I wouldn't recommend reading on a tablet for a child but on a dedicated ereader it's fabulous. For my y4 Dd another added benefit is that she can use a dyslexia friendly font for her books and get the words exactly the right size for comfortable reading.

wentmadinthecountry · 13/04/2018 03:05

I agree to a point - always encouraged my children to have a plain card bookmark - note down any new interesting words, then look them up later and use them. I do this myself - we're never too old to learn!

viques · 13/04/2018 19:09

Another way to extend vocabulary, especially for a non native speaker is to develop the number of word categories you have available. You could do this with your son as a challenge. On a whiteboard choose a category, you could start of with something simple like nouns, big cats was one my pupils always enjoyed, over a few days write on as many big cats as you can lion tiger leopard are the obvious ones then you might have to research to get more unusual ones. See how many you can find - my kids used to rush to add new words and got peeved if someone else thought of it first. After a few days change the category. Eg fish, mammals , garden birds, trees, vehicles, dwellings etc etc. Move on to more abstract categories, like emotions, ways of speaking, ways of moving, weather conditions. The point is that these are not complicated or difficult words, your son probably already knows them, but an education advisor I met had done some research and found that being able to access and associate words with each other was a good way to develop stronger working vocabulary and recall skills . It's about making mental links and associations so that you have a greater range of choices to pick from.

Looking up unknown words is also great, but you need to think of ways to associate them with language and language structures you already know and use. So put the words into sentences, or different sorts of sentences, can you use the words in a question, or in a statement, make them into plurals or different tenses.

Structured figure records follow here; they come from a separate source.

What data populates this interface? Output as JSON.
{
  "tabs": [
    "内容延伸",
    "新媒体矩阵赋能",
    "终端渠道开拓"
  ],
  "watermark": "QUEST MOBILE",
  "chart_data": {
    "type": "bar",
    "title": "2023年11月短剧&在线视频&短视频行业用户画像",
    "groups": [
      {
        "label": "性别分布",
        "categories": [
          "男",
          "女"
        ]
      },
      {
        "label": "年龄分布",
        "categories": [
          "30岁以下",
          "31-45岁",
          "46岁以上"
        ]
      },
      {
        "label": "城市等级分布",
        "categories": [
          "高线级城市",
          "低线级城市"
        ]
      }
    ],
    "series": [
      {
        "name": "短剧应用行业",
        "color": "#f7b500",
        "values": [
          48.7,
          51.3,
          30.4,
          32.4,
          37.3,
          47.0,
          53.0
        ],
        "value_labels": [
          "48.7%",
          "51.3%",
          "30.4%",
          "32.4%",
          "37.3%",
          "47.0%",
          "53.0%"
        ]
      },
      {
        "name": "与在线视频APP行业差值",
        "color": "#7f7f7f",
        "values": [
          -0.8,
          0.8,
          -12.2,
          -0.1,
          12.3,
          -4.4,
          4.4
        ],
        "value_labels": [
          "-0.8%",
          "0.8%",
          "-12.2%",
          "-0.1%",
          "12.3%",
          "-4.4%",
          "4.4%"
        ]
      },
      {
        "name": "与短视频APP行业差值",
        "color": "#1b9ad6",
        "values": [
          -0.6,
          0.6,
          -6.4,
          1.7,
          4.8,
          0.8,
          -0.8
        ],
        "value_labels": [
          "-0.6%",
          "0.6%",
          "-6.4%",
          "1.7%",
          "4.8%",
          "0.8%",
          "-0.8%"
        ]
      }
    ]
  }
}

Another thing you can do is pre teach vocabulary.Keep an eye on what is upcoming in the school curriculum. Is your son going to be doing a project on the Romans next term? Then get a few easy books on the Romans and look out for tricky vocabulary to preteach. Century, centurion, forum, senator, etc etc. Same for science, and maths, ask his teacher what topics they are covering, familiarise him with the vocabulary. The language of science and maths is often very subject specific and it is sometimes quite difficult for children with EAL to grasp this.

steppemum · 13/04/2018 21:45

that is great viques.
really agree with this too:

Looking up unknown words is also great, but you need to think of ways to associate them with language and language structures you already know and use.

I always think that learning a meaning doesn't really help, I find it helps to learn it in a set of synonyms or antonyms.

user789653241 · 13/04/2018 22:01

Yes, I totally agree with visque and steppemum. My ds uses thesaurus a lot more than dictionary. Learning a word + synonyms and antonyms at the same time will definitely increase vocab massively.